Sanofi vient certes de s’engager à investir 490 millions d’euros dans une nouvelle usine à Neuville-sur-Saône (69) qui permette de produire, sur le même site, plusieurs vaccins en même temps, mais a annoncé dans la foulée un plan de 1700 suppressions d’emplois en Europe, dont 1000 en France ! Le groupe a aussi distribué 4 milliards de dividendes à ses actionnaires cette année, et déjà engrangé 17 milliards de chiffre d’affaires au premier semestre 2020, tablant sur +7% cette année, en particulier grâce au Covid ! Il ne crache pas pour autant sur ces quelques 130 millions de crédits d’impôts au titre du CICE et du CIR, concédés là encore sans conditions.

Bilan : 13 sites fermés en France depuis 2008, et deux fermetures supplémentaires sont prévues ; près de 7000 emplois en moins, au fait de l’externalisation de certaines fonctions supports ; l’abandon de multiples activités et de médicaments y compris d’intérêt thérapeutique majeur, en particulier des anti-infectieux et antibiotiques.

La R&D est également touchée : les effectifs sont passé de 6350 en 2008 à moins de 3500 en 2020. « Dans la recherche d’un vaccin contre le covid, les salariés, très impliqués, auraient préféré que leur direction ne se comporte pas comme un mercenaire », ajoute Thierry Bodin. A l’image de leur directeur général, qui au printemps, a cherché à faire monter les enchères. D’ailleurs sur l’un des deux programmes prometteurs auxquels il participe, Sanofi a perçu 2,1 milliards de dollars des États-Unis et 300 millions de l’union européenne, pour le préachat de doses de vaccins.

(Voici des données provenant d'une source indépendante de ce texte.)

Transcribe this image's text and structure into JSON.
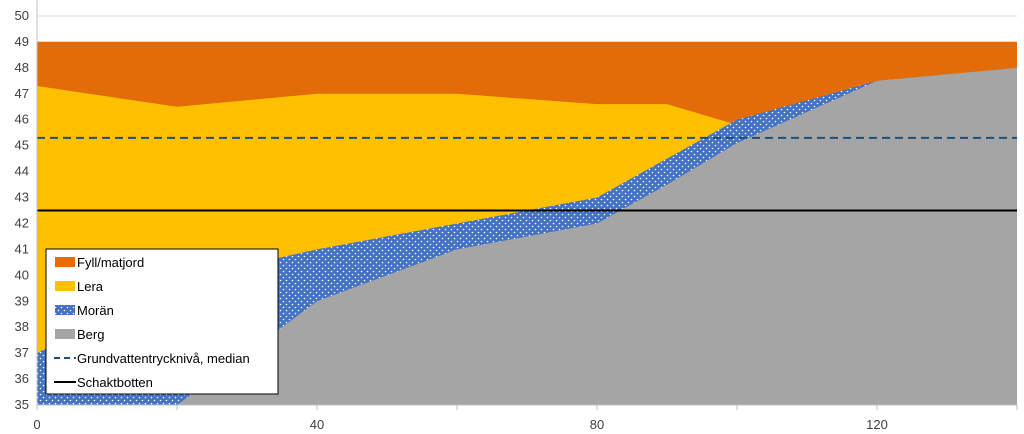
{
  "chart_data": {
    "type": "area",
    "title": "",
    "xlabel": "",
    "ylabel": "",
    "xlim": [
      0,
      140
    ],
    "ylim": [
      35,
      50
    ],
    "x_ticks": [
      0,
      40,
      80,
      120
    ],
    "x_minor_ticks": [
      20,
      60,
      100,
      140
    ],
    "y_ticks": [
      35,
      36,
      37,
      38,
      39,
      40,
      41,
      42,
      43,
      44,
      45,
      46,
      47,
      48,
      49,
      50
    ],
    "grid": "horizontal",
    "legend_position": "bottom-left",
    "layers": [
      {
        "name": "Berg",
        "color": "#a5a5a5",
        "pattern": "solid",
        "points": [
          [
            0,
            35
          ],
          [
            20,
            35
          ],
          [
            40,
            39
          ],
          [
            60,
            41
          ],
          [
            80,
            42
          ],
          [
            90,
            43.5
          ],
          [
            100,
            45.1
          ],
          [
            120,
            47.5
          ],
          [
            140,
            48
          ]
        ]
      },
      {
        "name": "Morän",
        "color": "#4472c4",
        "pattern": "dotted",
        "points": [
          [
            0,
            37
          ],
          [
            20,
            39.8
          ],
          [
            40,
            41
          ],
          [
            60,
            42
          ],
          [
            80,
            43
          ],
          [
            90,
            44.5
          ],
          [
            100,
            46
          ],
          [
            120,
            47.5
          ],
          [
            140,
            48
          ]
        ]
      },
      {
        "name": "Lera",
        "color": "#ffc000",
        "pattern": "solid",
        "points": [
          [
            0,
            47.3
          ],
          [
            20,
            46.5
          ],
          [
            40,
            47
          ],
          [
            60,
            47
          ],
          [
            80,
            46.6
          ],
          [
            90,
            46.6
          ],
          [
            100,
            45.8
          ],
          [
            120,
            47.5
          ],
          [
            140,
            48
          ]
        ]
      },
      {
        "name": "Fyll/matjord",
        "color": "#e36c09",
        "pattern": "solid",
        "points": [
          [
            0,
            49
          ],
          [
            140,
            49
          ]
        ]
      }
    ],
    "lines": [
      {
        "name": "Grundvattentrycknivå, median",
        "color": "#1f4e79",
        "style": "dashed",
        "y": 45.3
      },
      {
        "name": "Schaktbotten",
        "color": "#000000",
        "style": "solid",
        "y": 42.5
      }
    ],
    "legend": [
      {
        "label": "Fyll/matjord",
        "type": "fill",
        "color": "#e36c09",
        "pattern": "solid"
      },
      {
        "label": "Lera",
        "type": "fill",
        "color": "#ffc000",
        "pattern": "solid"
      },
      {
        "label": "Morän",
        "type": "fill",
        "color": "#4472c4",
        "pattern": "dotted"
      },
      {
        "label": "Berg",
        "type": "fill",
        "color": "#a5a5a5",
        "pattern": "solid"
      },
      {
        "label": "Grundvattentrycknivå, median",
        "type": "line",
        "color": "#1f4e79",
        "style": "dashed"
      },
      {
        "label": "Schaktbotten",
        "type": "line",
        "color": "#000000",
        "style": "solid"
      }
    ]
  }
}
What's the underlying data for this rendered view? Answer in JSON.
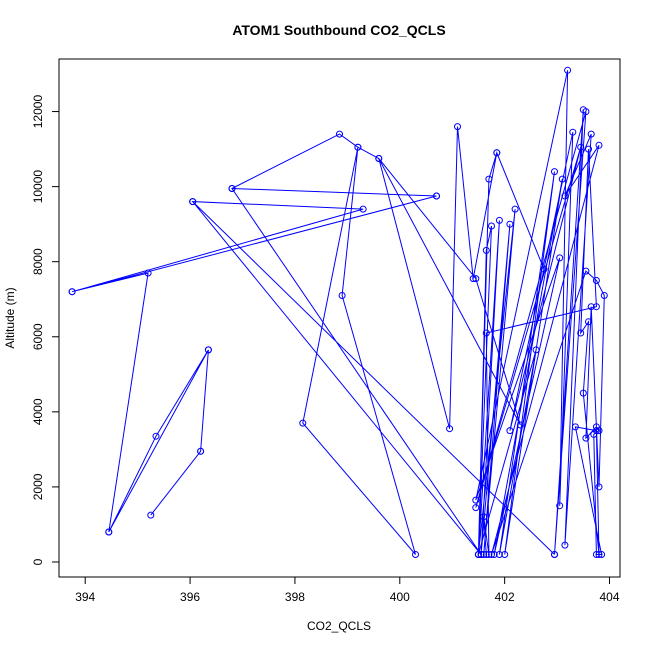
{
  "chart_data": {
    "type": "line",
    "title": "ATOM1 Southbound CO2_QCLS",
    "xlabel": "CO2_QCLS",
    "ylabel": "Altitude (m)",
    "xlim": [
      393.5,
      404.2
    ],
    "ylim": [
      -400,
      13400
    ],
    "xticks": [
      394,
      396,
      398,
      400,
      402,
      404
    ],
    "yticks": [
      0,
      2000,
      4000,
      6000,
      8000,
      10000,
      12000
    ],
    "grid": false,
    "colors": {
      "series": "#0000ff"
    },
    "series": [
      {
        "points": [
          [
            396.2,
            2950
          ],
          [
            395.25,
            1250
          ],
          [
            396.2,
            2950
          ],
          [
            396.35,
            5650
          ],
          [
            394.45,
            800
          ],
          [
            395.35,
            3350
          ],
          [
            396.35,
            5650
          ],
          [
            394.45,
            800
          ],
          [
            395.2,
            7700
          ],
          [
            393.75,
            7200
          ],
          [
            400.7,
            9750
          ],
          [
            393.75,
            7200
          ],
          [
            399.3,
            9400
          ],
          [
            396.05,
            9600
          ],
          [
            402.95,
            200
          ],
          [
            396.05,
            9600
          ],
          [
            401.55,
            200
          ],
          [
            396.8,
            9950
          ],
          [
            400.7,
            9750
          ],
          [
            396.8,
            9950
          ],
          [
            398.85,
            11400
          ],
          [
            399.2,
            11050
          ],
          [
            398.9,
            7100
          ],
          [
            400.3,
            200
          ],
          [
            398.15,
            3700
          ],
          [
            399.2,
            11050
          ],
          [
            399.6,
            10750
          ],
          [
            402.3,
            3650
          ],
          [
            401.45,
            7550
          ],
          [
            399.6,
            10750
          ],
          [
            400.95,
            3550
          ],
          [
            401.1,
            11600
          ],
          [
            401.4,
            7550
          ],
          [
            401.85,
            10900
          ],
          [
            402.75,
            7800
          ],
          [
            401.85,
            10900
          ],
          [
            401.7,
            10200
          ],
          [
            401.5,
            200
          ],
          [
            401.65,
            8300
          ],
          [
            401.75,
            8950
          ],
          [
            401.5,
            200
          ],
          [
            401.9,
            9100
          ],
          [
            401.55,
            200
          ],
          [
            402.1,
            9000
          ],
          [
            401.6,
            200
          ],
          [
            402.2,
            9400
          ],
          [
            401.5,
            200
          ],
          [
            402.6,
            5650
          ],
          [
            401.9,
            200
          ],
          [
            402.95,
            10400
          ],
          [
            402.0,
            200
          ],
          [
            403.1,
            10200
          ],
          [
            401.8,
            200
          ],
          [
            403.05,
            8100
          ],
          [
            401.45,
            1650
          ],
          [
            403.2,
            13100
          ],
          [
            403.05,
            1500
          ],
          [
            403.3,
            11450
          ],
          [
            402.1,
            3500
          ],
          [
            403.45,
            11050
          ],
          [
            401.45,
            1450
          ],
          [
            403.55,
            12000
          ],
          [
            402.95,
            200
          ],
          [
            403.5,
            12050
          ],
          [
            403.15,
            450
          ],
          [
            403.65,
            11400
          ],
          [
            403.15,
            9750
          ],
          [
            403.8,
            11100
          ],
          [
            401.75,
            200
          ],
          [
            403.55,
            7750
          ],
          [
            403.75,
            7500
          ],
          [
            403.9,
            7100
          ],
          [
            403.8,
            2000
          ],
          [
            403.65,
            6800
          ],
          [
            403.55,
            3300
          ],
          [
            403.75,
            3600
          ],
          [
            403.8,
            3500
          ],
          [
            403.7,
            3400
          ],
          [
            403.75,
            200
          ],
          [
            403.85,
            200
          ],
          [
            403.35,
            3600
          ],
          [
            403.75,
            3500
          ],
          [
            403.8,
            200
          ],
          [
            403.5,
            4500
          ],
          [
            403.6,
            6400
          ],
          [
            403.45,
            6100
          ],
          [
            403.6,
            11000
          ],
          [
            403.75,
            6800
          ],
          [
            401.65,
            6100
          ],
          [
            401.7,
            200
          ],
          [
            401.6,
            1200
          ],
          [
            401.65,
            200
          ]
        ]
      }
    ]
  }
}
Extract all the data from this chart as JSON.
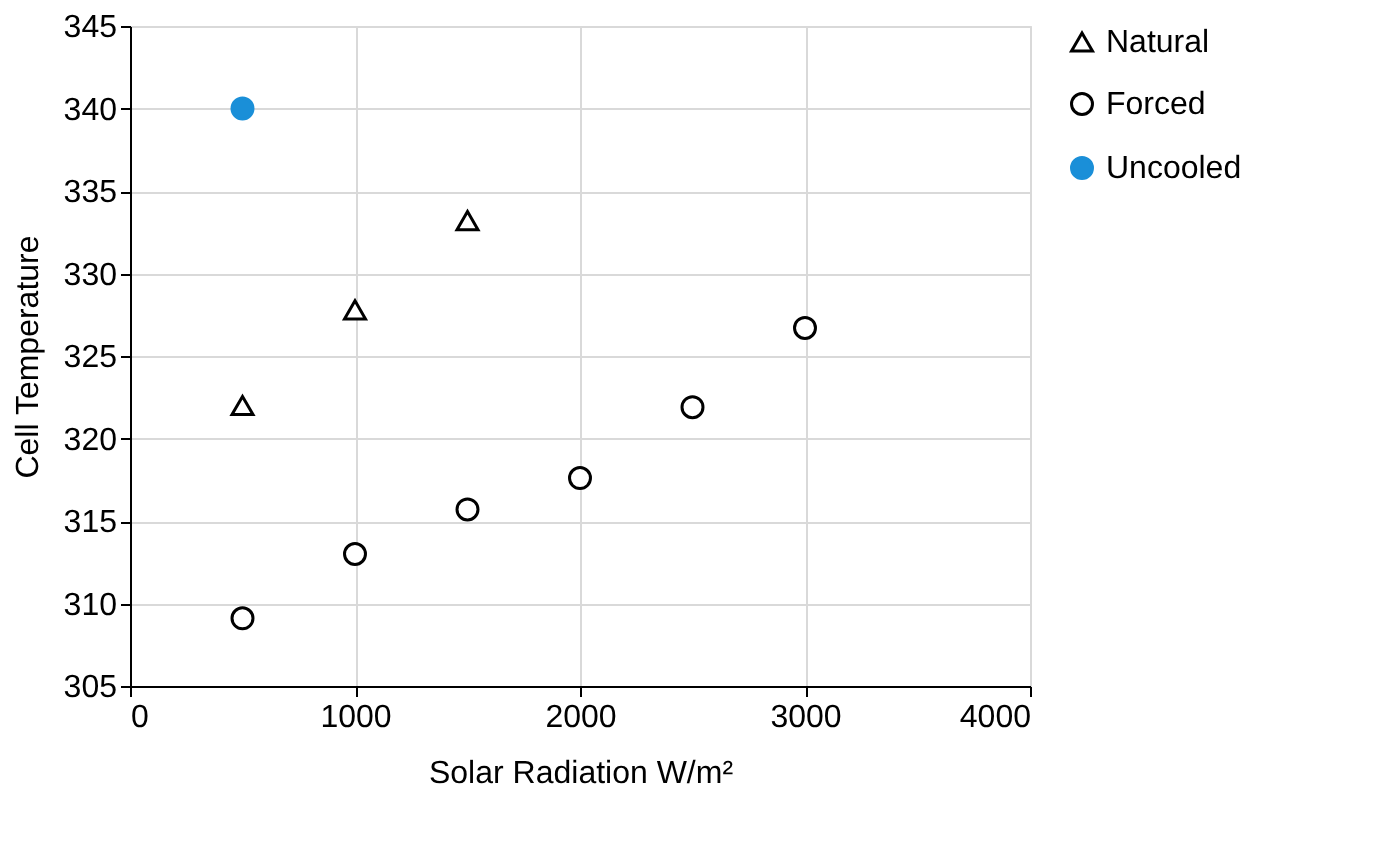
{
  "chart_data": {
    "type": "scatter",
    "xlabel": "Solar Radiation W/m²",
    "ylabel": "Cell Temperature",
    "xlim": [
      0,
      4000
    ],
    "xticks": [
      0,
      1000,
      2000,
      3000,
      4000
    ],
    "ylim": [
      305,
      345
    ],
    "yticks": [
      305,
      310,
      315,
      320,
      325,
      330,
      335,
      340,
      345
    ],
    "grid": true,
    "legend": "right",
    "series": [
      {
        "name": "Natural",
        "color": "#000000",
        "marker": "triangle",
        "x": [
          500,
          1000,
          1500
        ],
        "values": [
          322.0,
          327.8,
          333.2
        ]
      },
      {
        "name": "Forced",
        "color": "#000000",
        "marker": "circle",
        "x": [
          500,
          1000,
          1500,
          2000,
          2500,
          3000
        ],
        "values": [
          309.1,
          313.0,
          315.7,
          317.6,
          321.9,
          326.7
        ]
      },
      {
        "name": "Uncooled",
        "color": "#1a8fd8",
        "marker": "circle",
        "x": [
          500
        ],
        "values": [
          340.0
        ]
      }
    ]
  }
}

L’État français disposerait pourtant de meilleures marges de manœuvres s’il s’appuyait sur une recherche publique mieux pourvue en moyens humains et financiers, s’il imposait des partenariats, qui ne soient pas au seul bénéfice des entreprises, engendrant des embauches de jeunes chercheurs et d’ingénieurs, sur des médicaments et traitements répondant aux besoins et à l’intérêt général. Même si Sanofi ne réalise plus que 8% de son chiffre d’affaires en France, peut-il se passer de son cœur de métier et de son implantation historique ? L’enjeu est de libérer la filière de la course effrénée à la concurrence et à la rentabilité financière, et de construire des chaînes de production plus vertueuses, sur le plan social et environnemental. L’État dispose de ressources et de leviers juridiques, économiques, fiscaux, pour assurer la sécurité sanitaire autrement qu’en se remettant au bon vouloir des labos pharmaceutiques.